One of the fundamental practices of the Christian life is reflecting on the unseen to hone our spiritual eyesight in order to see the “upper story,” as Randy Frazee calls the spiritual dimension of life. We’re often only tuned into the “lower story,” or human dimension, of our life. Visioning prayer is one of the ways I find most helpful to do remember there is a spiritual dimension to everything. Without this awareness I often incur spiritual losses for trivial temporal gains. That’s not how I want to live.

Meanwhile, at the Anglican church, they slowly darkened all of the lights and extinguished all of the candles, then kept the sanctuary open for private prayers all night. This allows people to “watch with Christ one hour,” as he asked his closest friends to do that night in the garden of Gethsemane. It’s poignant to read how fervently Jesus needed to pray for the strength to face his suffering and death. The physical agony must have repelled his human self, but the spiritual agony Jesus faced by assuming the depths of human depravity was probably much more repugnant. Whereas we cannot imagine freedom from pride, pleasure, leisure, prestige, lies, greed, anger and violence, this would be the first time Jesus experienced any of these faults. If you read the creation story, these are what caused the separation — more like the impassible chasm — between God and humans. Before sin, God used to walk and talk with humans, face to face. Whether that’s literal or metaphorical is beside the point that God is holy, we are not, and we need to be purified to approach Almighty God. These faults were laid on Jesus so he could atone for them on the cross, exchanging our sinfulness for his holiness.

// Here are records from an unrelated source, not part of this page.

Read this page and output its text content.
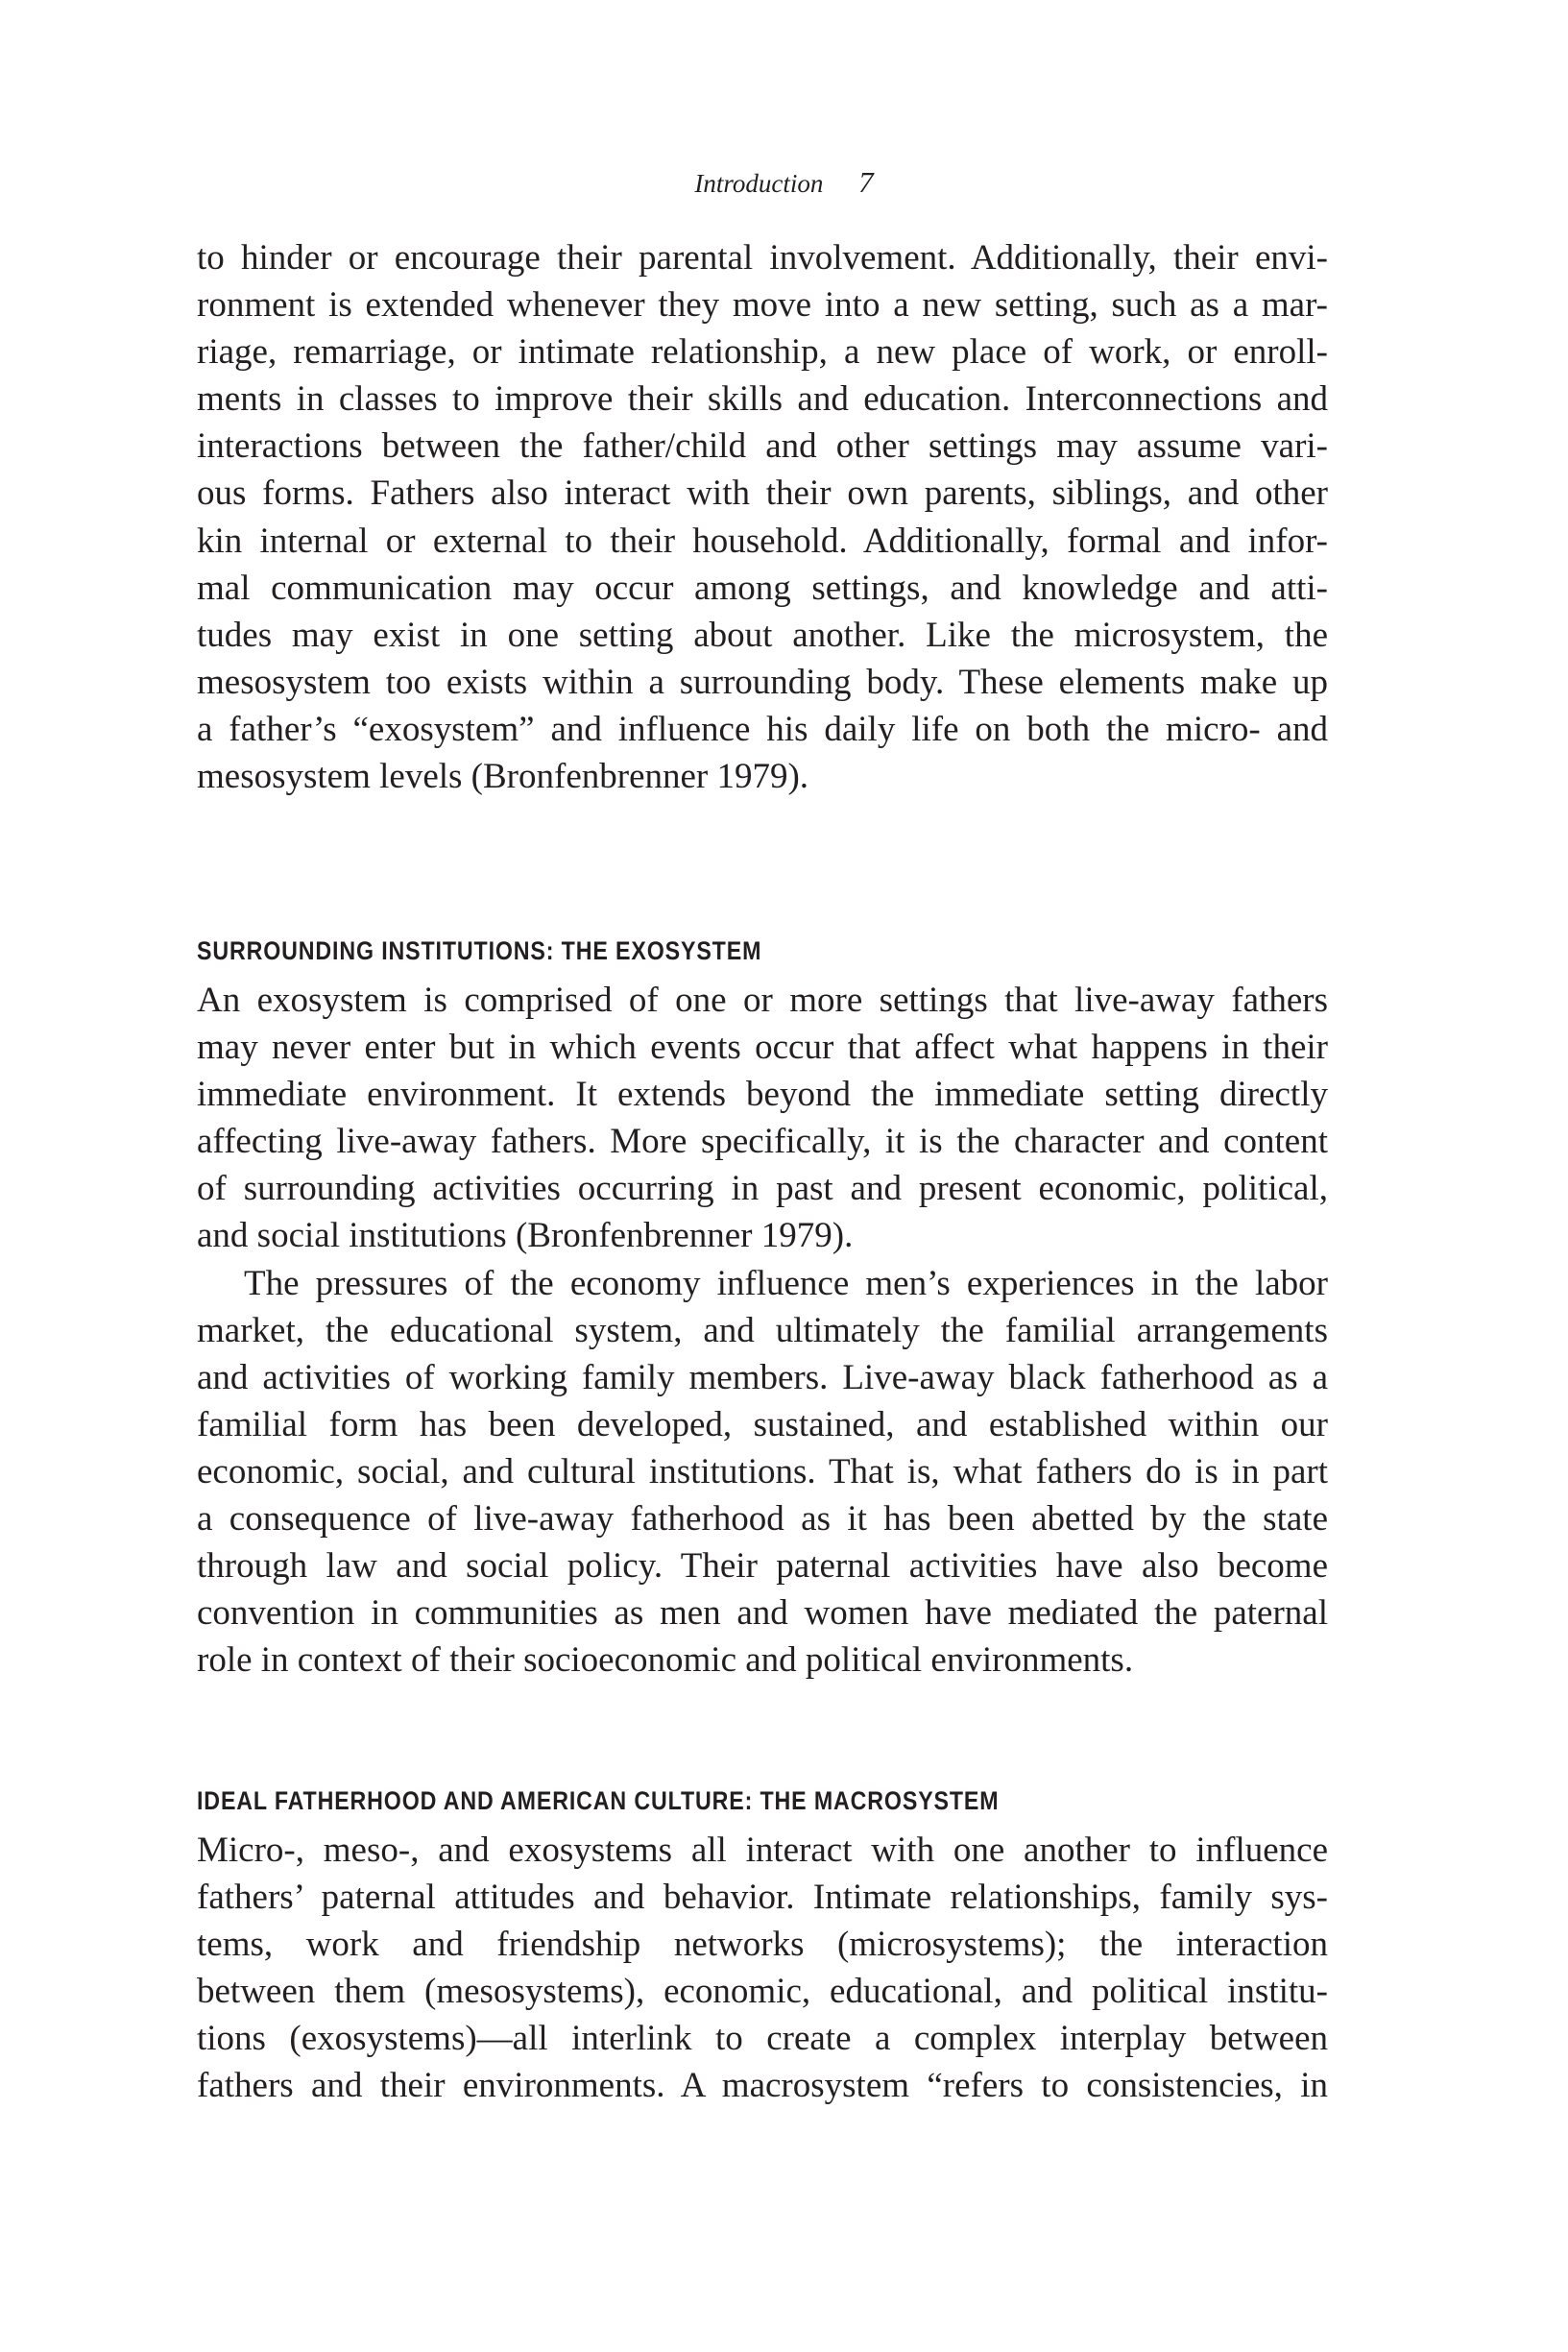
Introduction 7
to hinder or encourage their parental involvement. Additionally, their envi-
ronment is extended whenever they move into a new setting, such as a mar-
riage, remarriage, or intimate relationship, a new place of work, or enroll-
ments in classes to improve their skills and education. Interconnections and
interactions between the father/child and other settings may assume vari-
ous forms. Fathers also interact with their own parents, siblings, and other
kin internal or external to their household. Additionally, formal and infor-
mal communication may occur among settings, and knowledge and atti-
tudes may exist in one setting about another. Like the microsystem, the
mesosystem too exists within a surrounding body. These elements make up
a father’s “exosystem” and influence his daily life on both the micro- and
mesosystem levels (Bronfenbrenner 1979).
SURROUNDING INSTITUTIONS: THE EXOSYSTEM
An exosystem is comprised of one or more settings that live-away fathers
may never enter but in which events occur that affect what happens in their
immediate environment. It extends beyond the immediate setting directly
affecting live-away fathers. More specifically, it is the character and content
of surrounding activities occurring in past and present economic, political,
and social institutions (Bronfenbrenner 1979).
The pressures of the economy influence men’s experiences in the labor
market, the educational system, and ultimately the familial arrangements
and activities of working family members. Live-away black fatherhood as a
familial form has been developed, sustained, and established within our
economic, social, and cultural institutions. That is, what fathers do is in part
a consequence of live-away fatherhood as it has been abetted by the state
through law and social policy. Their paternal activities have also become
convention in communities as men and women have mediated the paternal
role in context of their socioeconomic and political environments.
IDEAL FATHERHOOD AND AMERICAN CULTURE: THE MACROSYSTEM
Micro-, meso-, and exosystems all interact with one another to influence
fathers’ paternal attitudes and behavior. Intimate relationships, family sys-
tems, work and friendship networks (microsystems); the interaction
between them (mesosystems), economic, educational, and political institu-
tions (exosystems)—all interlink to create a complex interplay between
fathers and their environments. A macrosystem “refers to consistencies, in
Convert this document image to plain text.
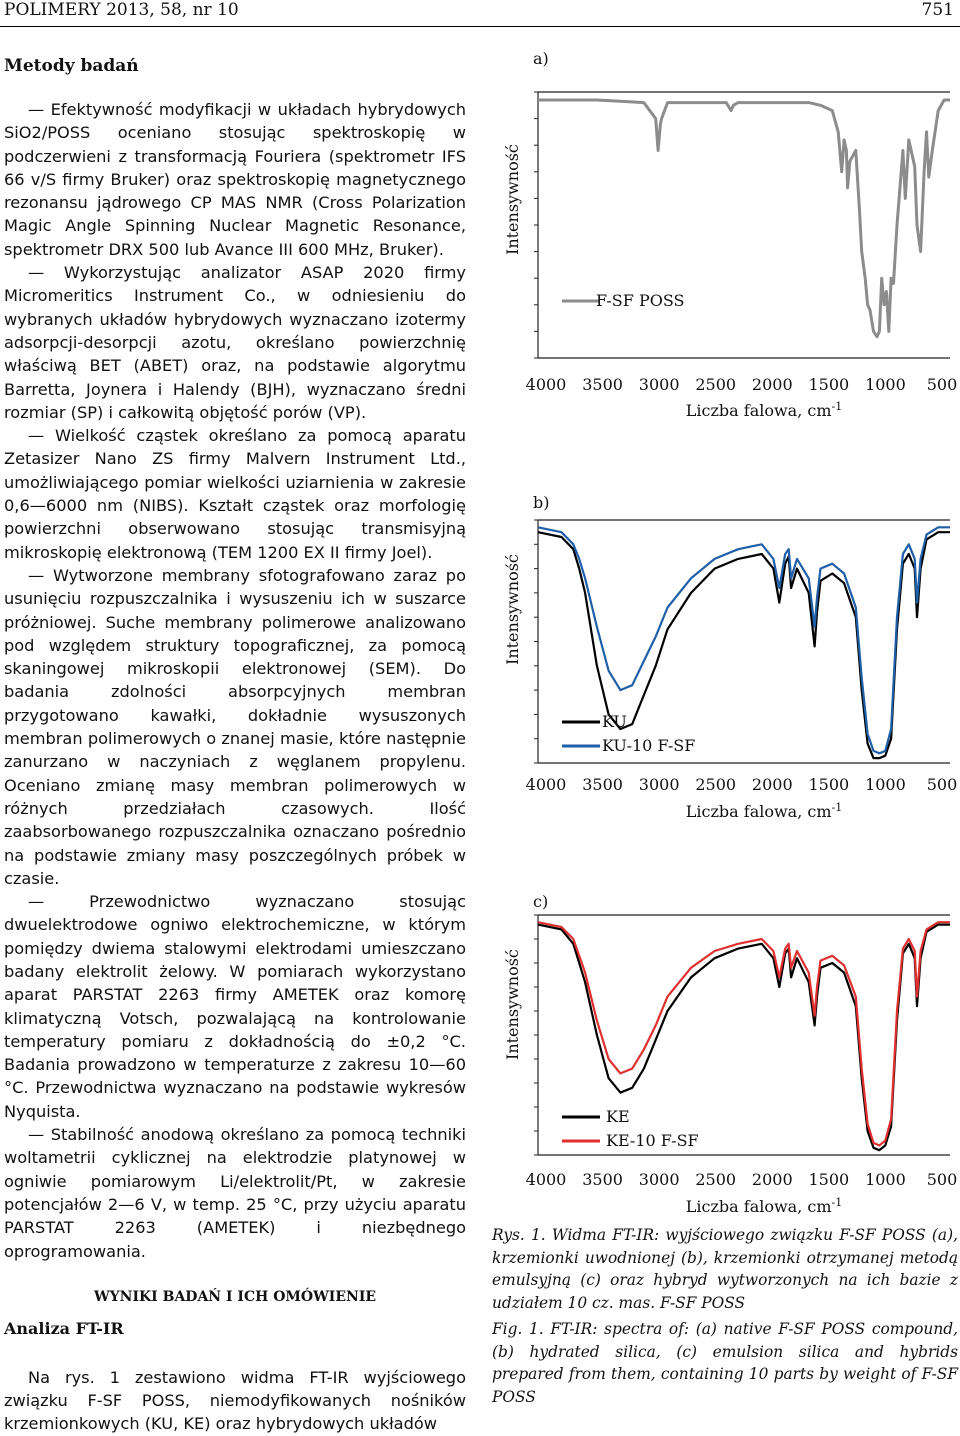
POLIMERY 2013, 58, nr 10	751
Metody badań

— Efektywność modyfikacji w układach hybrydowych SiO2/POSS oceniano stosując spektroskopię w podczerwieni z transformacją Fouriera (spektrometr IFS 66 v/S firmy Bruker) oraz spektroskopię magnetycznego rezonansu jądrowego CP MAS NMR (Cross Polarization Magic Angle Spinning Nuclear Magnetic Resonance, spektrometr DRX 500 lub Avance III 600 MHz, Bruker).

— Wykorzystując analizator ASAP 2020 firmy Micromeritics Instrument Co., w odniesieniu do wybranych układów hybrydowych wyznaczano izotermy adsorpcji-desorpcji azotu, określano powierzchnię właściwą BET (ABET) oraz, na podstawie algorytmu Barretta, Joynera i Halendy (BJH), wyznaczano średni rozmiar (SP) i całkowitą objętość porów (VP).

— Wielkość cząstek określano za pomocą aparatu Zetasizer Nano ZS firmy Malvern Instrument Ltd., umożliwiającego pomiar wielkości uziarnienia w zakresie 0,6—6000 nm (NIBS). Kształt cząstek oraz morfologię powierzchni obserwowano stosując transmisyjną mikroskopię elektronową (TEM 1200 EX II firmy Joel).

— Wytworzone membrany sfotografowano zaraz po usunięciu rozpuszczalnika i wysuszeniu ich w suszarce próżniowej. Suche membrany polimerowe analizowano pod względem struktury topograficznej, za pomocą skaningowej mikroskopii elektronowej (SEM). Do badania zdolności absorpcyjnych membran przygotowano kawałki, dokładnie wysuszonych membran polimerowych o znanej masie, które następnie zanurzano w naczyniach z węglanem propylenu. Oceniano zmianę masy membran polimerowych w różnych przedziałach czasowych. Ilość zaabsorbowanego rozpuszczalnika oznaczano pośrednio na podstawie zmiany masy poszczególnych próbek w czasie.

— Przewodnictwo wyznaczano stosując dwuelektrodowe ogniwo elektrochemiczne, w którym pomiędzy dwiema stalowymi elektrodami umieszczano badany elektrolit żelowy. W pomiarach wykorzystano aparat PARSTAT 2263 firmy AMETEK oraz komorę klimatyczną Votsch, pozwalającą na kontrolowanie temperatury pomiaru z dokładnością do ±0,2 °C. Badania prowadzono w temperaturze z zakresu 10—60 °C. Przewodnictwa wyznaczano na podstawie wykresów Nyquista.

— Stabilność anodową określano za pomocą techniki woltametrii cyklicznej na elektrodzie platynowej w ogniwie pomiarowym Li/elektrolit/Pt, w zakresie potencjałów 2—6 V, w temp. 25 °C, przy użyciu aparatu PARSTAT 2263 (AMETEK) i niezbędnego oprogramowania.

WYNIKI BADAŃ I ICH OMÓWIENIE
Analiza FT-IR

Na rys. 1 zestawiono widma FT-IR wyjściowego związku F-SF POSS, niemodyfikowanych nośników krzemionkowych (KU, KE) oraz hybrydowych układów

a)
Intensywność
4000 3500 3000 2500 2000 1500 1000 500
Liczba falowa, $cm^{-1}$
F-SF POSS
b)
Intensywność
4000 3500 3000 2500 2000 1500 1000 500
Liczba falowa, $cm^{-1}$
KU
KU-10 F-SF
c)
Intensywność
4000 3500 3000 2500 2000 1500 1000 500
Liczba falowa, $cm^{-1}$
KE
KE-10 F-SF
Rys. 1. Widma FT-IR: wyjściowego związku F-SF POSS (a), krzemionki uwodnionej (b), krzemionki otrzymanej metodą emulsyjną (c) oraz hybryd wytworzonych na ich bazie z udziałem 10 cz. mas. F-SF POSS
Fig. 1. FT-IR: spectra of: (a) native F-SF POSS compound, (b) hydrated silica, (c) emulsion silica and hybrids prepared from them, containing 10 parts by weight of F-SF POSS
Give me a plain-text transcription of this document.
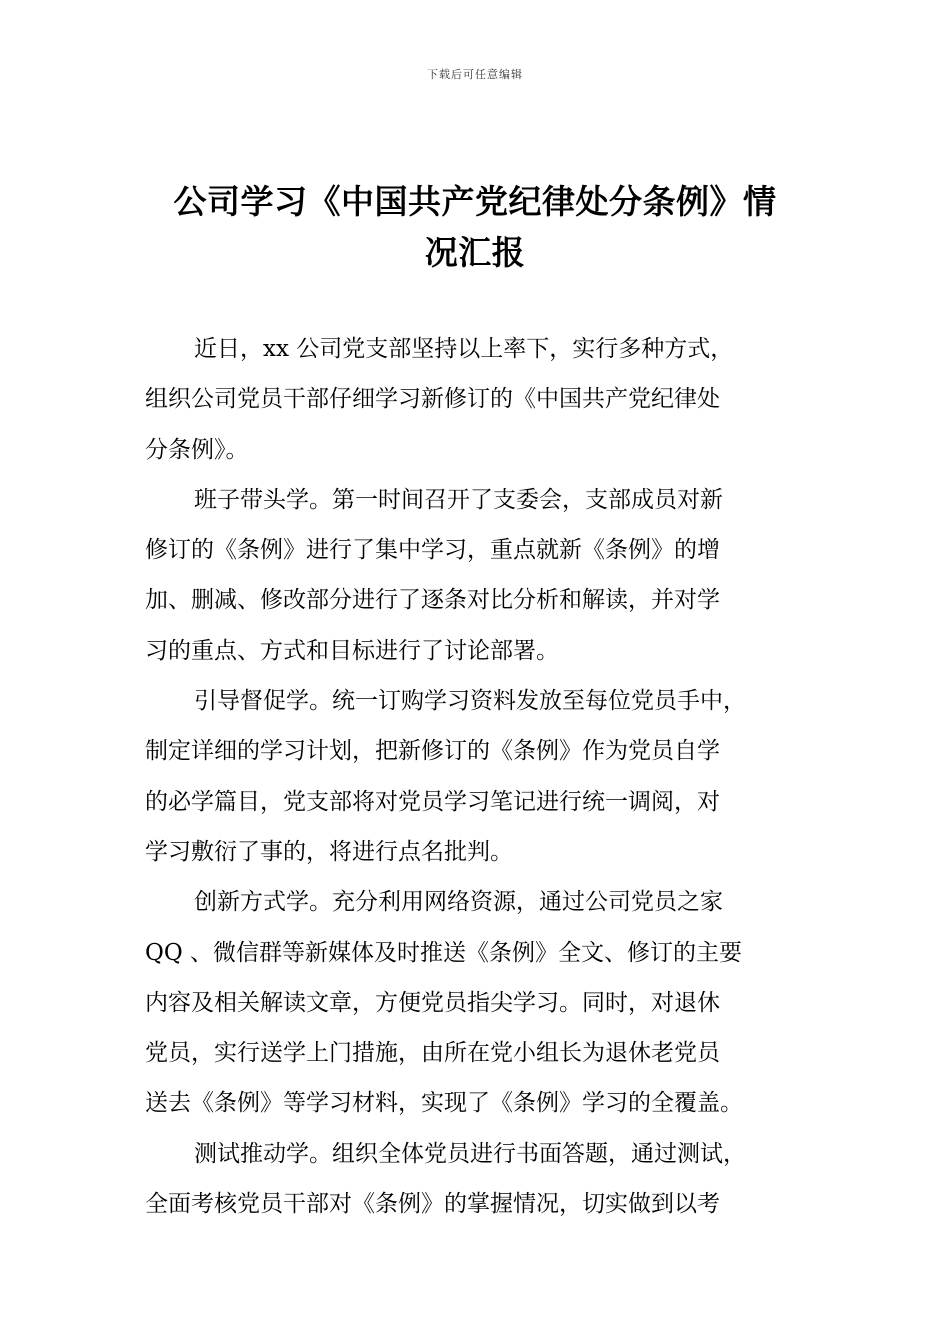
下载后可任意编辑
公司学习《中国共产党纪律处分条例》情
况汇报

近日，xx 公司党支部坚持以上率下，实行多种方式，
组织公司党员干部仔细学习新修订的《中国共产党纪律处
分条例》。

班子带头学。第一时间召开了支委会，支部成员对新
修订的《条例》进行了集中学习，重点就新《条例》的增
加、删减、修改部分进行了逐条对比分析和解读，并对学
习的重点、方式和目标进行了讨论部署。

引导督促学。统一订购学习资料发放至每位党员手中，
制定详细的学习计划，把新修订的《条例》作为党员自学
的必学篇目，党支部将对党员学习笔记进行统一调阅，对
学习敷衍了事的，将进行点名批判。

创新方式学。充分利用网络资源，通过公司党员之家
QQ 、微信群等新媒体及时推送《条例》全文、修订的主要
内容及相关解读文章，方便党员指尖学习。同时，对退休
党员，实行送学上门措施，由所在党小组长为退休老党员
送去《条例》等学习材料，实现了《条例》学习的全覆盖。

测试推动学。组织全体党员进行书面答题，通过测试，
全面考核党员干部对《条例》的掌握情况，切实做到以考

Jesus’ most anguished cry on the cross was, “My God, My God, why have you forsaken me?” It wasn’t because Jesus was being killed that Christ felt forsaken by God. In fact, that cannot be why, for as hard as that was, God and Jesus agreed “from the foundation of the world” that if people should break fellowship with God through sin, they would provide the remedy of salvation. No, God was not forsaking Jesus in his death, He was accomplishing salvation together with Jesus through it. So why did God forsake Jesus? For the same reason God forsakes us — because a holy God cannot partake of the sins that Jesus now bore. Jesus had never felt the separation from God, just as we have never felt its absence. And now Jesus felt the weight of all sins, to full measure, all at once. It must have been horrible! Kind of like our daily existence — constantly wanting to please our heavenly Father, but never being able to. And on our own, we never will. We are in desperate need of that remedy Jesus was effecting — the end of our lonely, existential, separation from God.